Methods for testing data-heavy applications – Part I
For the past two months, I have been building a piece of code for a very interesting company that is not on the Fortune 500 list yet but if it goes public it may very well be a Fortune 1 company! This application is very heavy on data. I am still developing, I feed it chunks of 100 megabyte datasets, it goes through labor for a couple of minutes and crunches the numbers, and eventually comes back with a table with about 100 rows that I could take and do some statistical analysis on and plot. That big chunk of code gets reduced to bite size human-readable numbers and graphs. We are still testing it and I honestly have no idea how it will perform once it gets connected to the data firehose of the company! and that drives me insane!
I have been testing this software.

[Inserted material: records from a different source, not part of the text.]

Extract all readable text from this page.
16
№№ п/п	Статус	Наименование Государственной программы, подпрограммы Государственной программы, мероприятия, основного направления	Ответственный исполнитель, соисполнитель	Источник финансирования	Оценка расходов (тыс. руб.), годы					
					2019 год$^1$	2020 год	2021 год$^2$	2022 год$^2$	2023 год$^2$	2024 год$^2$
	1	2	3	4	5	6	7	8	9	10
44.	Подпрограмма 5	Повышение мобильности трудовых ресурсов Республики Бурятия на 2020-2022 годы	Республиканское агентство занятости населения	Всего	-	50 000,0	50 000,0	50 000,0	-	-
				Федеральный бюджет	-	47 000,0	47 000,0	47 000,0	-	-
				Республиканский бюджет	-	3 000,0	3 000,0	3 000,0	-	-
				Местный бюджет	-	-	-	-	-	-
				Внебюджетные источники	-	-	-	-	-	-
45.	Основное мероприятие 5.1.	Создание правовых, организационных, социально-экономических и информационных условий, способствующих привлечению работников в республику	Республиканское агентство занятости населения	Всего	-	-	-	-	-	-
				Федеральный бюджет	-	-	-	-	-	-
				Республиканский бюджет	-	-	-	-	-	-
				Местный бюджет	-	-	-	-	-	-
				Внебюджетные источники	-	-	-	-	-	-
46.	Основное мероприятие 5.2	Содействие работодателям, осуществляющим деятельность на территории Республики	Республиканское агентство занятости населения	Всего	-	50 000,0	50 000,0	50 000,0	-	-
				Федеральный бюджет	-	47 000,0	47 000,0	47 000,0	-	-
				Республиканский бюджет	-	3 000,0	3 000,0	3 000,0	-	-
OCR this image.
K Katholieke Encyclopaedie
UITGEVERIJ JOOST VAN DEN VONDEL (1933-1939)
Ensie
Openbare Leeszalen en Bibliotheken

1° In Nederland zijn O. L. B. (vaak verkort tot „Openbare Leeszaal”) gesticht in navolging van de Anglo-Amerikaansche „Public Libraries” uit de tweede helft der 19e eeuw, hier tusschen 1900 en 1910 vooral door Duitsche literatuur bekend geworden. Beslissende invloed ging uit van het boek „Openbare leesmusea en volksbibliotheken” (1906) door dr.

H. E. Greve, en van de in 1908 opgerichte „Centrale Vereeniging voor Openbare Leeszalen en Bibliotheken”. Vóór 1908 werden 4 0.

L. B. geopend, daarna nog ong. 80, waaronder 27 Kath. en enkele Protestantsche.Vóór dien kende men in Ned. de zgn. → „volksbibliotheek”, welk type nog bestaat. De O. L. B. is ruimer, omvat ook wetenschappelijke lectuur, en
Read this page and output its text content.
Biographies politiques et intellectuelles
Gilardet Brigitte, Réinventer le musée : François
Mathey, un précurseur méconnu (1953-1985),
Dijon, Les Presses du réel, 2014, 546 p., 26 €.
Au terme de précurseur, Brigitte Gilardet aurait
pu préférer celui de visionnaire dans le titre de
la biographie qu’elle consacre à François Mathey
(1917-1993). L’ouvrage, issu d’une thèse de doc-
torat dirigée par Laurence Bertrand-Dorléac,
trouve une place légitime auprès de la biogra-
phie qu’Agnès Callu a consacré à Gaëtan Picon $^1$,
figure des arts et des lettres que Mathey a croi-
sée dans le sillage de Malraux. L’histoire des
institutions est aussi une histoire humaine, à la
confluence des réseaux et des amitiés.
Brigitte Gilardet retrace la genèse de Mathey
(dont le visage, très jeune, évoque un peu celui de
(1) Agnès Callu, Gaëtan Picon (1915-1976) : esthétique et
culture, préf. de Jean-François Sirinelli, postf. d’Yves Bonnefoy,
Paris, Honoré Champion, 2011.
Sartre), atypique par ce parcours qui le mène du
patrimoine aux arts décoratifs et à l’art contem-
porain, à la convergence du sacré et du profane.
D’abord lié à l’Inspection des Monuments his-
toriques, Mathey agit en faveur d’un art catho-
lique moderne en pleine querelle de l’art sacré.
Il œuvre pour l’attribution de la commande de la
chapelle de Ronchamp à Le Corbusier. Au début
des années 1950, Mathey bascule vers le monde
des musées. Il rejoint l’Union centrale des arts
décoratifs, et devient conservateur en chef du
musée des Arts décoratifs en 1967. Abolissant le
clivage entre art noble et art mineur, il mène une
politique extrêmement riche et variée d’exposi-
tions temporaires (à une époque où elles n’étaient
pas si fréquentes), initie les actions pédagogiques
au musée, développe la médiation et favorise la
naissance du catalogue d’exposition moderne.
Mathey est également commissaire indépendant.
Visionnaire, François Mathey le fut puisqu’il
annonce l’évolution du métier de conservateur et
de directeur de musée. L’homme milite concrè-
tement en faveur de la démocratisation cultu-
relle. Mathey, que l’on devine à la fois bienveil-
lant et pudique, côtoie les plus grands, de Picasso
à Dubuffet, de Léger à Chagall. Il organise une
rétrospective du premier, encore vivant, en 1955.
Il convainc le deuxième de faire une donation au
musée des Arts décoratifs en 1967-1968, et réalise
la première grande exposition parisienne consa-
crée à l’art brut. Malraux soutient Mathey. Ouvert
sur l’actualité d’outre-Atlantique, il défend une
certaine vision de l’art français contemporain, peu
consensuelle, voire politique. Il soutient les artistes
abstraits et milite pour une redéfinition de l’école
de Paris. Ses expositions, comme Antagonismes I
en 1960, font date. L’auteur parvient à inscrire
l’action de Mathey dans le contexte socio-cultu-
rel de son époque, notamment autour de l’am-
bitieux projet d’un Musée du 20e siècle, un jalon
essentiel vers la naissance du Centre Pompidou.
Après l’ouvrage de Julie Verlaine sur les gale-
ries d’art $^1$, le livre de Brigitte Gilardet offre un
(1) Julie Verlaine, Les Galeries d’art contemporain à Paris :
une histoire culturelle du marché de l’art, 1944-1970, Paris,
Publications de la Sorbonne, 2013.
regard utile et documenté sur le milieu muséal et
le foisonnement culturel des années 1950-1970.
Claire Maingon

It works fine. It works fine on all of my test datasets and I have been scrolling through its algorithms that span over a thousand line of code to make sure they work as I expect. I am going insane over this. What if we ship it next week and there is a bug in it? It is not like a Google+ application that you write, ship and then notice that instead of the photo of your female friend it brings back the photo of your dad! there is no way to see the bug when the product is out. your users cannot report the bugs because they won’t see any of it.
I have been looking into the scientific literature and there is tons of methods in the field of software development with tons of different names but none is about the type of software that I am working on. So I asked on twitter how other people are testing their software and here is a number of responses that I have received.
1- Take the current data files and manually perform your algorithm on the data set (using something like Excel) and see if the final results match
2- Fabricate test data sets for which you know the final result. Run the code on those test files. For example say you have written a code for summation. You can just feed it an array of ones and see if it works on them. Test for boundary cases, test for data that produce intuitive outputs, if you know your algorithm should have a specific behavior, test for that too (like when you expect symmetry in your output)
3 – Hopefully you break your code into atomic blocks that only do one thing (inverse a matrix, svd calculations, etc) write unit tests for those functions individually. Then combine those individual functions into larger functions and components and test them too and so on.
I am more interested to know your thoughts. what are your suggestions for testing big data applications?